I’ve been prototyping various means to deliver & build legal knowledge — with a specific consideration of bolstering Access to Justice. One pathway, of course, is Visualized Law.
I’ve been playing with it with cartoons and illustrations, and in other forms (hyperlinked, layered checklists — visual expert systems).
One promising prototype is the Visual Mind Map, that is hyperlinked & lively with images, videos, & other cues that can guide the user through. The promise of such a map is that it lets the user locate themselves in a specific cluster of resources within a broader field of information. They can see the broad scope of the area they are in, while still focusing in on what precise information they need to retrieve & actions they need to pursue.
What would such an interactive legal mind map look like in practice? See this embedded Popplet for a first generation play with this format. I’ve used Popplets a lot for my own brainstorming, paper-writing, research, and collaborations with teams. I know there is great potential in scoping out a version of such a mind-mapping specifically for legal resources.

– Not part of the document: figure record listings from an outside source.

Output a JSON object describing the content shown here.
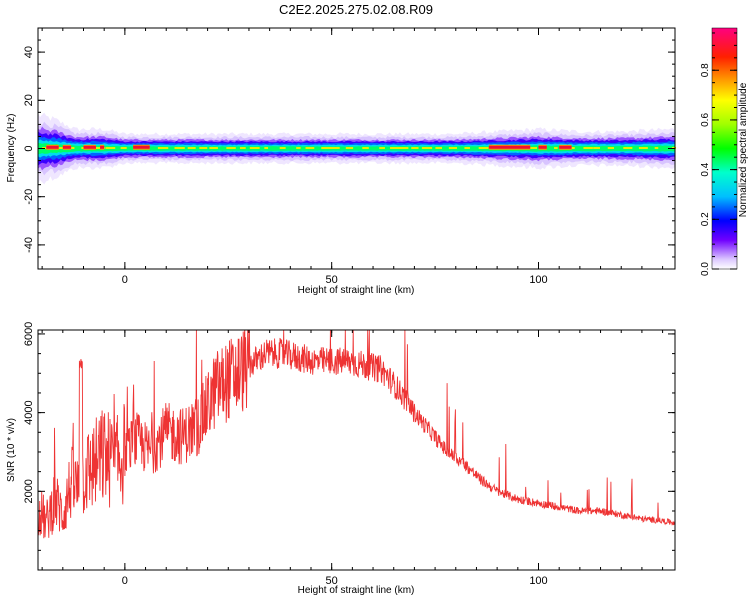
{
  "title": "C2E2.2025.275.02.08.R09",
  "chart_data": [
    {
      "type": "heatmap",
      "xlabel": "Height of straight line (km)",
      "ylabel": "Frequency (Hz)",
      "xlim": [
        -21,
        133
      ],
      "ylim": [
        -50,
        50
      ],
      "x_ticks": [
        0,
        50,
        100
      ],
      "y_ticks": [
        -40,
        -20,
        0,
        20,
        40
      ],
      "colorbar": {
        "label": "Normalized spectral amplitude",
        "range": [
          0,
          0.97
        ],
        "ticks": [
          0.0,
          0.2,
          0.4,
          0.6,
          0.8
        ]
      },
      "band_half_width_hz": [
        [
          -21,
          7
        ],
        [
          -17,
          6
        ],
        [
          -12,
          4
        ],
        [
          -5,
          4
        ],
        [
          0,
          3
        ],
        [
          10,
          3
        ],
        [
          20,
          3
        ],
        [
          40,
          3
        ],
        [
          60,
          3
        ],
        [
          80,
          3
        ],
        [
          90,
          3.5
        ],
        [
          100,
          4
        ],
        [
          110,
          3.5
        ],
        [
          120,
          3.5
        ],
        [
          133,
          4
        ]
      ],
      "hot_segments_km": [
        [
          -19,
          -16
        ],
        [
          -15,
          -13
        ],
        [
          -10,
          -7
        ],
        [
          -6,
          -5
        ],
        [
          2,
          6
        ],
        [
          88,
          98
        ],
        [
          100,
          102
        ],
        [
          105,
          108
        ]
      ]
    },
    {
      "type": "line",
      "xlabel": "Height of straight line (km)",
      "ylabel": "SNR (10 * v/v)",
      "xlim": [
        -21,
        133
      ],
      "ylim": [
        0,
        6100
      ],
      "x_ticks": [
        0,
        50,
        100
      ],
      "y_ticks": [
        2000,
        4000,
        6000
      ],
      "color": "#ee3333",
      "series": [
        {
          "x": [
            -21,
            -19,
            -17,
            -15,
            -13,
            -11,
            -10,
            -8,
            -5,
            -2,
            0,
            3,
            6,
            10,
            14,
            18,
            22,
            26,
            30,
            34,
            38,
            42,
            46,
            50,
            54,
            58,
            62,
            66,
            70,
            74,
            78,
            82,
            86,
            90,
            95,
            100,
            105,
            110,
            115,
            120,
            125,
            130,
            133
          ],
          "values": [
            1600,
            1200,
            1800,
            1400,
            2200,
            2000,
            2400,
            2600,
            2900,
            2700,
            3000,
            3300,
            3000,
            3500,
            3400,
            3700,
            4600,
            4900,
            5200,
            5500,
            5500,
            5400,
            5300,
            5300,
            5300,
            5200,
            5100,
            4600,
            4000,
            3500,
            3000,
            2700,
            2300,
            2000,
            1800,
            1700,
            1600,
            1500,
            1500,
            1400,
            1300,
            1250,
            1200
          ]
        }
      ]
    }
  ]
}
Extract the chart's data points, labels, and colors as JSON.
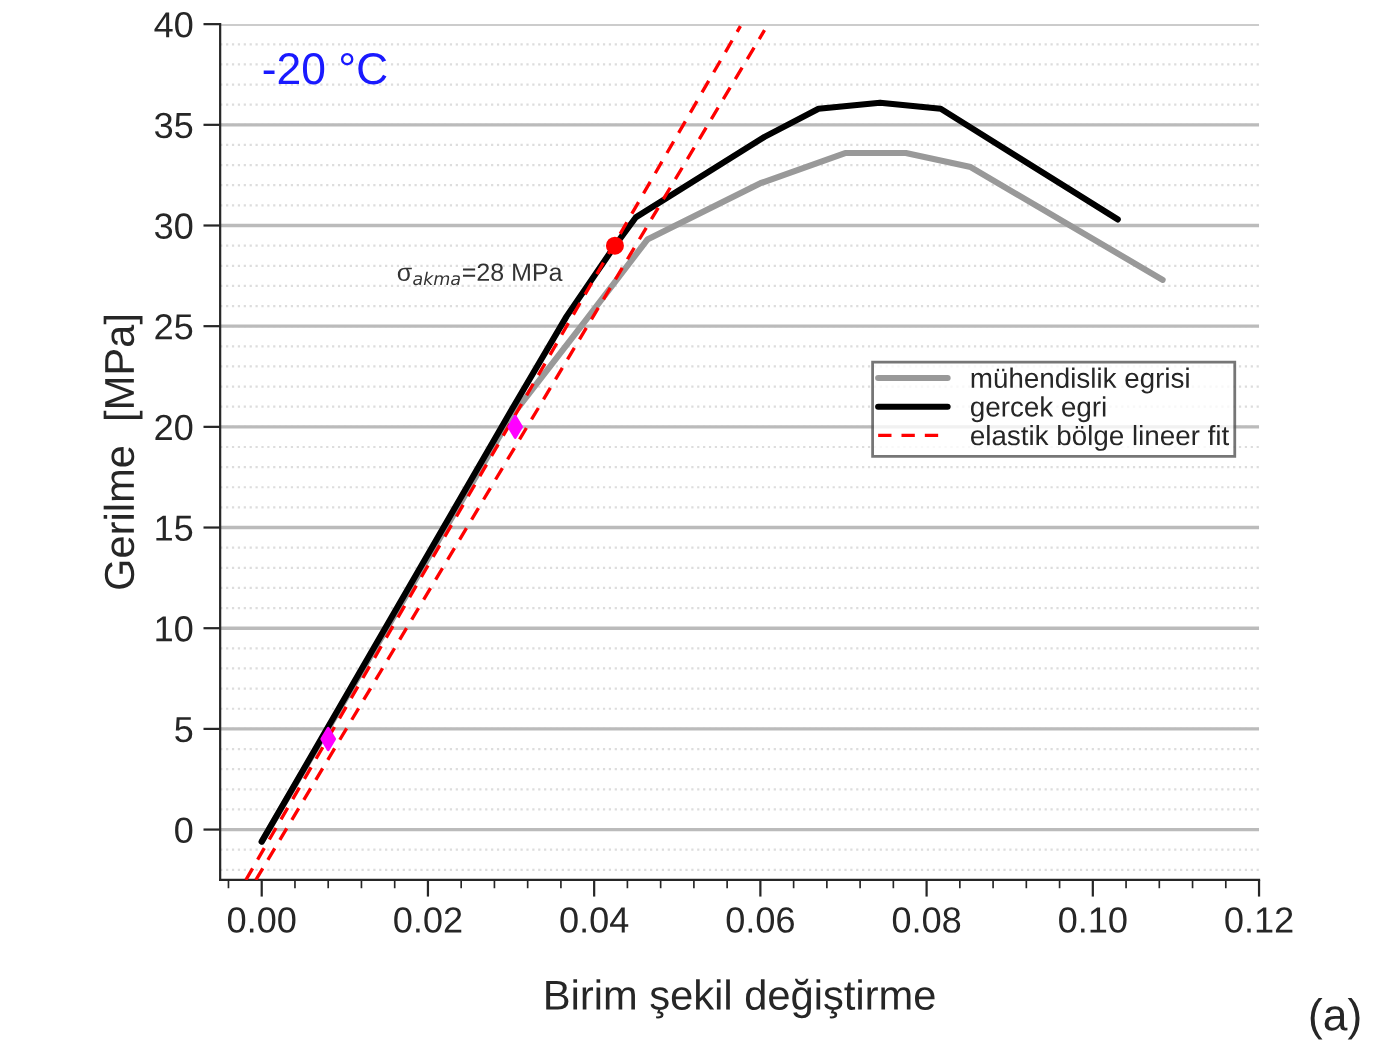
{
  "chart_data": {
    "type": "line",
    "xlabel": "Birim şekil değiştirme",
    "ylabel": "Gerilme  [MPa]",
    "xlim": [
      -0.005,
      0.12
    ],
    "ylim": [
      -2.5,
      40
    ],
    "xticks": [
      {
        "value": 0,
        "label": "0.00"
      },
      {
        "value": 0.02,
        "label": "0.02"
      },
      {
        "value": 0.04,
        "label": "0.04"
      },
      {
        "value": 0.06,
        "label": "0.06"
      },
      {
        "value": 0.08,
        "label": "0.08"
      },
      {
        "value": 0.1,
        "label": "0.10"
      },
      {
        "value": 0.12,
        "label": "0.12"
      }
    ],
    "yticks": [
      0,
      5,
      10,
      15,
      20,
      25,
      30,
      35,
      40
    ],
    "grid": "y",
    "legend": "right",
    "series": [
      {
        "name": "mühendislik egrisi",
        "color": "#999999",
        "x": [
          0.0,
          0.03,
          0.039,
          0.0464,
          0.06,
          0.0702,
          0.0775,
          0.0853,
          0.1084
        ],
        "values": [
          -0.6,
          20.5,
          25.3,
          29.3,
          32.1,
          33.6,
          33.6,
          32.9,
          27.3
        ]
      },
      {
        "name": "gercek egri",
        "color": "#000000",
        "x": [
          0.0,
          0.03,
          0.0367,
          0.0425,
          0.045,
          0.0605,
          0.067,
          0.0744,
          0.0817,
          0.103
        ],
        "values": [
          -0.6,
          20.8,
          25.5,
          29,
          30.4,
          34.4,
          35.8,
          36.1,
          35.8,
          30.3
        ]
      },
      {
        "name": "elastik bölge lineer fit",
        "color": "#ff0000",
        "line_style": "dashed",
        "x": [
          -0.0019,
          0.0576
        ],
        "values": [
          -2.5,
          39.9
        ]
      },
      {
        "color": "#ff0000",
        "line_style": "dashed",
        "x": [
          -0.0007,
          0.0605
        ],
        "values": [
          -2.5,
          39.7
        ]
      },
      {
        "type": "scatter",
        "color": "#ff00ff",
        "marker": "diamond",
        "x": [
          0.008,
          0.0305
        ],
        "values": [
          4.5,
          20
        ]
      },
      {
        "type": "scatter",
        "color": "#ff0000",
        "marker": "circle",
        "x": [
          0.0425
        ],
        "values": [
          29
        ]
      }
    ],
    "annotations": [
      "-20 °C",
      "σ$_{akma}$=28 MPa",
      "(a)"
    ]
  }
}
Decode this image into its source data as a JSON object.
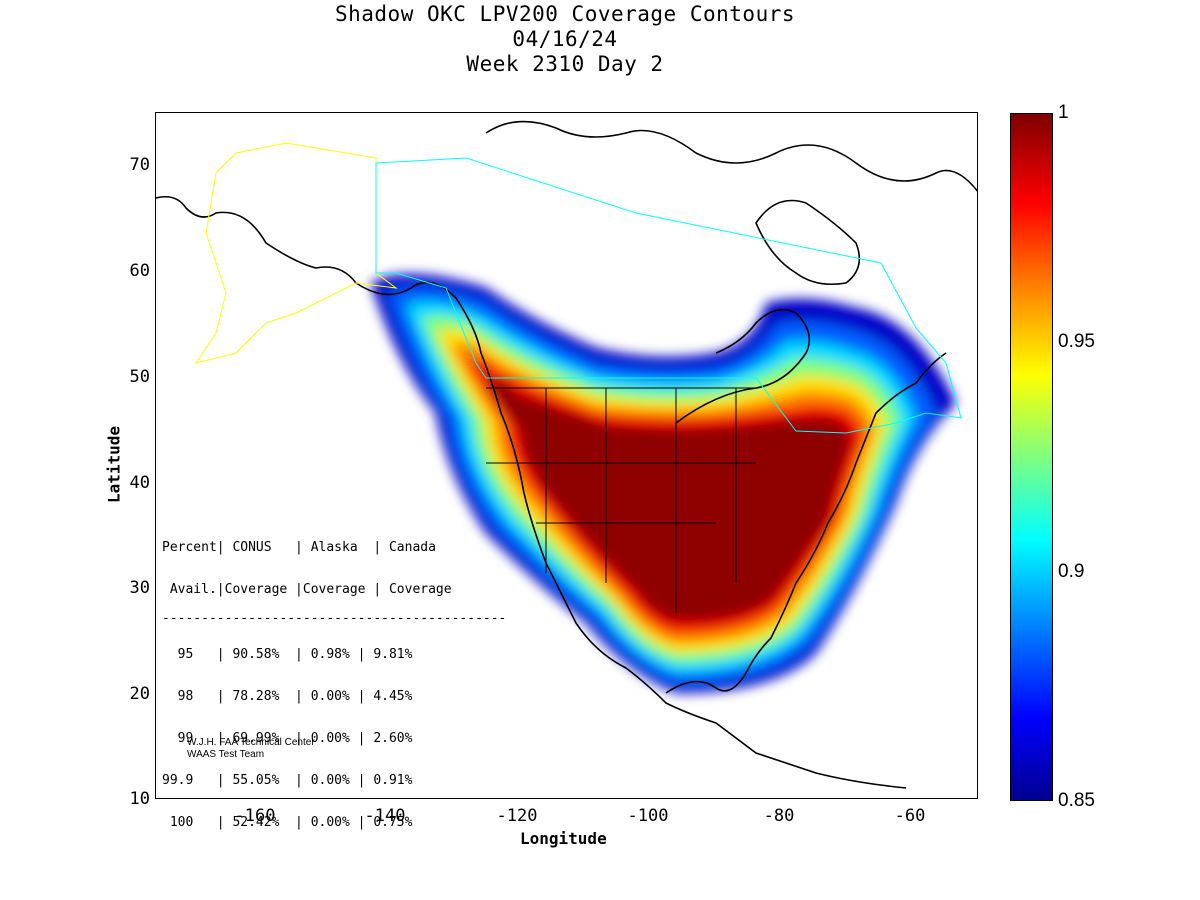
{
  "title": {
    "line1": "Shadow OKC LPV200 Coverage Contours",
    "line2": "04/16/24",
    "line3": "Week 2310 Day 2"
  },
  "axes": {
    "xlabel": "Longitude",
    "ylabel": "Latitude",
    "xticks": [
      "-160",
      "-140",
      "-120",
      "-100",
      "-80",
      "-60"
    ],
    "yticks": [
      "70",
      "60",
      "50",
      "40",
      "30",
      "20",
      "10"
    ]
  },
  "colorbar": {
    "labels": [
      "1",
      "0.95",
      "0.9",
      "0.85"
    ],
    "min": 0.85,
    "max": 1,
    "colormap": "jet"
  },
  "stats": {
    "header1": "Percent| CONUS   | Alaska  | Canada",
    "header2": " Avail.|Coverage |Coverage | Coverage",
    "divider": "--------------------------------------------",
    "rows": [
      "  95   | 90.58%  | 0.98% | 9.81%",
      "  98   | 78.28%  | 0.00% | 4.45%",
      "  99   | 69.99%  | 0.00% | 2.60%",
      "99.9   | 55.05%  | 0.00% | 0.91%",
      " 100   | 52.42%  | 0.00% | 0.75%"
    ]
  },
  "credit": {
    "line1": "W.J.H. FAA Technical Center",
    "line2": "WAAS Test Team"
  },
  "colors": {
    "contour_high": "#7f0000",
    "contour_low": "#00008f",
    "alaska_boundary": "#ffff00",
    "canada_boundary": "#00ffff"
  }
}
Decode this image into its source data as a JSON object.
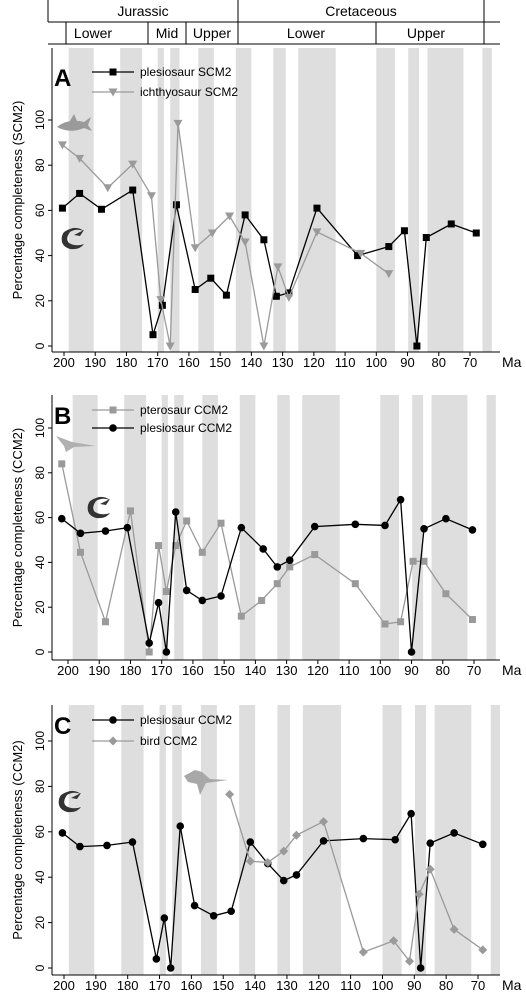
{
  "periods": [
    {
      "name": "Jurassic",
      "subdivisions": [
        "Lower",
        "Mid",
        "Upper"
      ]
    },
    {
      "name": "Cretaceous",
      "subdivisions": [
        "Lower",
        "Upper"
      ]
    }
  ],
  "x_unit": "Ma",
  "stage_bands_ma": [
    [
      198.5,
      190.5
    ],
    [
      182,
      175
    ],
    [
      170,
      168
    ],
    [
      166,
      163
    ],
    [
      157,
      152
    ],
    [
      145,
      140
    ],
    [
      133,
      129
    ],
    [
      125,
      113
    ],
    [
      100,
      94
    ],
    [
      89.8,
      86.3
    ],
    [
      83.6,
      72.1
    ],
    [
      66,
      63
    ]
  ],
  "colors": {
    "black_series": "#000000",
    "gray_series": "#9a9a9a",
    "band": "#dedede"
  },
  "chart_data": [
    {
      "type": "line",
      "panel_label": "A",
      "ylabel": "Percentage completeness (SCM2)",
      "ylim": [
        0,
        110
      ],
      "xlim": [
        204,
        58
      ],
      "x_ticks": [
        200,
        190,
        180,
        170,
        160,
        150,
        140,
        130,
        120,
        110,
        100,
        90,
        80,
        70
      ],
      "y_ticks": [
        0,
        20,
        40,
        60,
        80,
        100
      ],
      "legend_position": "top-left",
      "series": [
        {
          "name": "plesiosaur SCM2",
          "color": "#000000",
          "marker": "square",
          "x": [
            200.5,
            195,
            188,
            178,
            171.5,
            168.5,
            164,
            158,
            153,
            148,
            142,
            136,
            132,
            128,
            119,
            106,
            96,
            91,
            87,
            84,
            76,
            68
          ],
          "y": [
            61,
            67.5,
            60.5,
            69,
            5,
            18,
            62.5,
            25,
            30,
            22.5,
            58,
            47,
            22,
            23.5,
            61,
            40,
            44,
            51,
            0,
            48,
            54,
            50
          ]
        },
        {
          "name": "ichthyosaur SCM2",
          "color": "#9a9a9a",
          "marker": "triangle",
          "x": [
            200.5,
            195,
            186,
            178,
            172,
            169,
            166,
            163.5,
            158,
            152.5,
            147,
            142,
            136,
            131.5,
            128,
            119,
            105,
            96
          ],
          "y": [
            89,
            83,
            70,
            80.5,
            66.5,
            20.5,
            0,
            98.5,
            43.5,
            50,
            57.5,
            46,
            0,
            35,
            21.5,
            50.5,
            41,
            32
          ]
        }
      ]
    },
    {
      "type": "line",
      "panel_label": "B",
      "ylabel": "Percentage completeness (CCM2)",
      "ylim": [
        0,
        110
      ],
      "xlim": [
        208,
        62
      ],
      "x_ticks": [
        200,
        190,
        180,
        170,
        160,
        150,
        140,
        130,
        120,
        110,
        100,
        90,
        80,
        70
      ],
      "y_ticks": [
        0,
        20,
        40,
        60,
        80,
        100
      ],
      "legend_position": "top-left",
      "series": [
        {
          "name": "pterosaur CCM2",
          "color": "#9a9a9a",
          "marker": "square",
          "x": [
            202,
            196,
            188,
            180,
            174,
            171,
            168.5,
            165.5,
            162,
            157,
            151,
            144.5,
            138,
            133,
            129,
            121,
            108,
            98.5,
            93.5,
            89.5,
            86,
            79,
            70.5
          ],
          "y": [
            84,
            44.5,
            13.5,
            63,
            0,
            47.5,
            27,
            47.5,
            58.5,
            44.5,
            57.5,
            16,
            23,
            30.5,
            38,
            43.5,
            30.5,
            12.5,
            13.5,
            40.5,
            40.5,
            26,
            14.5
          ]
        },
        {
          "name": "plesiosaur CCM2",
          "color": "#000000",
          "marker": "circle",
          "x": [
            202,
            196,
            188,
            181,
            174,
            171,
            168.5,
            165.5,
            162,
            157,
            151,
            144.5,
            137.5,
            133,
            129,
            121,
            108,
            98.5,
            93.5,
            90,
            86,
            79,
            70.5
          ],
          "y": [
            59.5,
            53,
            54,
            55.5,
            4,
            22,
            0,
            62.5,
            27.5,
            23,
            25,
            55.5,
            46,
            38,
            41,
            56,
            57,
            56.5,
            68,
            0,
            55,
            59.5,
            54.5
          ]
        }
      ]
    },
    {
      "type": "line",
      "panel_label": "C",
      "ylabel": "Percentage completeness (CCM2)",
      "ylim": [
        0,
        110
      ],
      "xlim": [
        205,
        61
      ],
      "x_ticks": [
        200,
        190,
        180,
        170,
        160,
        150,
        140,
        130,
        120,
        110,
        100,
        90,
        80,
        70
      ],
      "y_ticks": [
        0,
        20,
        40,
        60,
        80,
        100
      ],
      "legend_position": "top-left",
      "series": [
        {
          "name": "plesiosaur CCM2",
          "color": "#000000",
          "marker": "circle",
          "x": [
            200.5,
            195,
            186.5,
            178.5,
            171,
            168.5,
            166.5,
            163.5,
            159,
            153,
            147.5,
            141.5,
            136,
            131,
            127,
            118.5,
            106,
            96,
            91,
            88,
            85,
            77.5,
            68.5
          ],
          "y": [
            59.5,
            53.5,
            54,
            55.5,
            4,
            22,
            0,
            62.5,
            27.5,
            23,
            25,
            55.5,
            46,
            38.5,
            41,
            56,
            57,
            56.5,
            68,
            0,
            55,
            59.5,
            54.5
          ]
        },
        {
          "name": "bird CCM2",
          "color": "#9a9a9a",
          "marker": "diamond",
          "x": [
            148,
            141.5,
            136,
            131,
            127,
            118.5,
            106,
            96.5,
            91.5,
            88.5,
            85,
            77.5,
            68.5
          ],
          "y": [
            76.5,
            47,
            46.5,
            51.5,
            58.5,
            64.5,
            7,
            12,
            3,
            32.5,
            43.5,
            17,
            8
          ]
        }
      ]
    }
  ]
}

I see a future mash-up of interactive mind map diagrams with a curated, semi-open wiki format. I would love all the legal knowledge and advice out there on a specific legal problem to be extracted out of forums, pamphlets, q-and-as, blog posts, news articles, and other random clips of text around the web — and diagrammed out clearly & visually (if not beautifully too).
I can understand legal topics better when they are composed on the page in a meaningful way, and my guess is that most people with legal problems who are searching around the Internet would also benefit from a Legal Map to ground them & guide them. No more blocks of text!